It’s not like I didn’t know what was coming.

When I nestled into the love seat in my home office on that unseasonably warm morning in late November, I knew I would be staring at a screen for hours. I knew my back would soon cramp up, as I hunched over my laptop in a space that was not ergonomically approved for long stretches of time. I knew my one-eyed pirate cat would be asleep on her perch before me, obscuring my view out the back window. And I knew I was about to hear some hateful words come out of some strangers’ mouths.

Still, as much as I knew, I ultimately found myself ill-prepared for how watching opponent testimony to the Ohio Fairness Act would affect so many parts of my life: my mental health, my sense of the world, and, yes, my faith.

Catching up everyone: the Ohio Fairness Act is a piece of legislation sitting in the Ohio State Legislature that, if passed, would grant nondiscrimination protections to the LGBTQ+ community in the areas of housing, employment and public accommodations.

This bill has proven to be a veritable boulder of Sisyphus, with various lawmakers – though largely Sen. Nickie Antonio, D-Lakewood – trying to push it uphill for well over a decade, only to have it roll right back down to where it started. This annual lack of progress leaves Ohio as one of 27 states where individuals can be legally evicted from their apartments, fired from their jobs, or even kicked out of restaurants, all for being LGBTQ+.

I am one of those individuals.

I have tried to make my peace with my lack of equality here in Ohio. When I moved here in 2013 from the LGBTQ+ mecca of Vermont, I could almost see the legal protections fading away in my rearview mirror. Yet, as a white, male homeowner, employed at a private college and dining in one of the bluest parts of the state, I largely stay unscathed. My mountain of privilege keeps me pretty well-insulated from the blatant discrimination faced daily by my LGBTQ+ siblings, in particular Black trans women who are forced to dodge violence at every step as they walk through this world.

Unsurprisingly, I want the Ohio Fairness Act to pass, both to outlaw the discrimination that does happen as well as the discrimination that could. As a journalist, I ground my purpose in amplifying efforts to move this bill into law, which includes transcribing hours of testimony to report back to my readers.

So, when I sat down that November morning to watch a hearing consisting of Ohioans opposed to our state supporting this basic equality, I thought I could remain a thing apart. I knew horrible things would be said, but my task was simple: Hear the homophobia. Type the homophobia. Publish the homophobia.

Then the parade of pastors came marching in.

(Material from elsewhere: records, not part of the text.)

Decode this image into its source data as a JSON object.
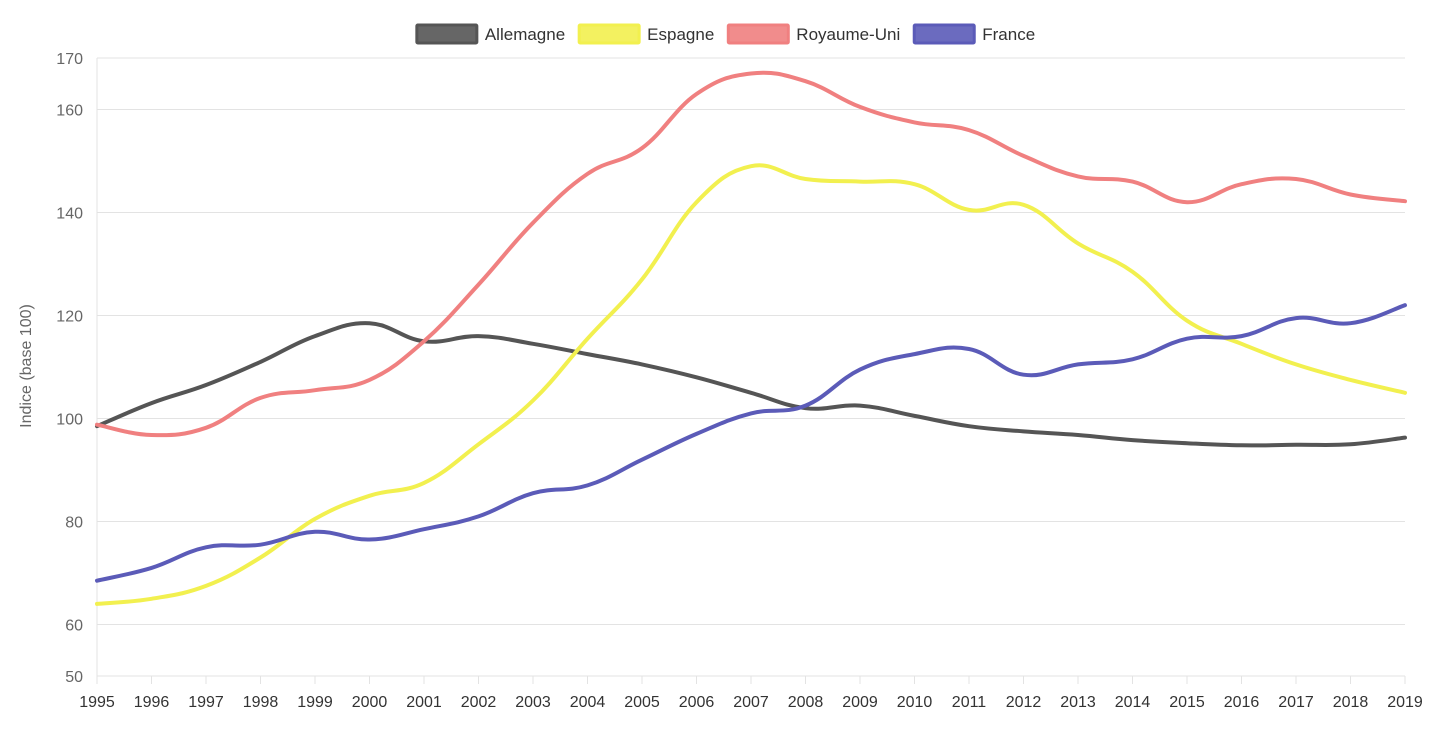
{
  "chart_data": {
    "type": "line",
    "title": "",
    "xlabel": "",
    "ylabel": "Indice (base 100)",
    "x": [
      "1995",
      "1996",
      "1997",
      "1998",
      "1999",
      "2000",
      "2001",
      "2002",
      "2003",
      "2004",
      "2005",
      "2006",
      "2007",
      "2008",
      "2009",
      "2010",
      "2011",
      "2012",
      "2013",
      "2014",
      "2015",
      "2016",
      "2017",
      "2018",
      "2019"
    ],
    "y_ticks": [
      50,
      60,
      80,
      100,
      120,
      140,
      160,
      170
    ],
    "ylim": [
      50,
      170
    ],
    "grid": true,
    "legend_position": "top",
    "series": [
      {
        "name": "Allemagne",
        "color": "#555555",
        "values": [
          98.5,
          103,
          106.5,
          111,
          116,
          118.5,
          115,
          116,
          114.5,
          112.5,
          110.5,
          108,
          105,
          102,
          102.5,
          100.5,
          98.5,
          97.5,
          96.8,
          95.8,
          95.2,
          94.8,
          94.9,
          95,
          96.3
        ]
      },
      {
        "name": "Espagne",
        "color": "#f2f04f",
        "values": [
          64,
          65,
          67.5,
          73,
          80.5,
          85,
          87.5,
          95,
          103.5,
          115.5,
          127,
          142,
          149,
          146.5,
          146,
          145.5,
          140.5,
          141.5,
          134,
          128.5,
          119,
          114.5,
          110.5,
          107.5,
          105
        ]
      },
      {
        "name": "Royaume-Uni",
        "color": "#f08080",
        "values": [
          98.8,
          96.8,
          98.2,
          104,
          105.5,
          107.5,
          115,
          126,
          138,
          147.5,
          152.5,
          163,
          167,
          165.5,
          160.5,
          157.5,
          156,
          151,
          147,
          146,
          142,
          145.5,
          146.5,
          143.5,
          142.2
        ]
      },
      {
        "name": "France",
        "color": "#5b5bb8",
        "values": [
          68.5,
          71,
          75,
          75.5,
          78,
          76.5,
          78.5,
          81,
          85.5,
          87,
          92,
          97,
          101,
          102.5,
          109.5,
          112.5,
          113.5,
          108.5,
          110.5,
          111.5,
          115.5,
          116,
          119.5,
          118.5,
          122
        ]
      }
    ]
  }
}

They came from all over Ohio: from parishes in counties of which I’ve never heard to a nonprofit located only a few blocks away from me in Cleveland. They spoke with conviction, constantly reminding those listening that they represented large congregations. And, yes, they did indeed say terrible things.

This one casually compared being gay to being a pedophile. That one said LGBTQ+ people are “vile” and “sinful.” Yet another said LGBTQ+ equality is a danger to children and that this equal rights bill is akin to “tyranny,” a word she used three times lest you missed it the first two.

My attempts to remain unaffected by the words of these strangers had quickly failed. Before me on my computer screen were individuals who resolutely proclaimed they spoke for masses of people and for the will of God, and the word they brought forth was that I am an abomination inherently less-deserving of legal protections than my straight neighbors. This wasn’t the denunciation of a televangelist in a southern state I will likely never visit; these were a litany of condemnations from people who live in the same state as I reside. Their censure felt local and it felt personal.

The rational part of my brain screamed, “Not a single one of these faith leaders is Jewish. Their words should not affect you so.”

But not all parts of my being are rational. I know academically that faith can be used as a tool to suppress, but bearing witness to it firsthand from people who live around the corner is an altogether different experience. Somewhere in the process, hairline fractures between me and faith emerged that just hadn’t been there before.

I can’t stop thinking that we’re not doing enough – that Jews in Ohio are just not doing enough – to counteract the idea that faith stands opposed to LGBTQ+ people and to help finally push the Ohio Fairness Act boulder over the hill. We’re not protesting enough. We’re not using our voices enough. We’re not using Judaism and all of its social justice tenants enough.

There isn’t clarion call to action here. I’m hoping someone else knows the path forward because right now I can’t grasp it.

I just keep nestling in that loveseat, staring out the cat-obscured back window, hunched over a screen, wishing my faith would stand behind me, my humanity and my equality in a way that I don’t currently feel, but desperately want to see in action.

Ken Schneck is the editor of The Buckeye Flame, Ohio’s only statewide LGBTQ+ news and views source. In his spare time, he is a professor of education at Baldwin Wallace University.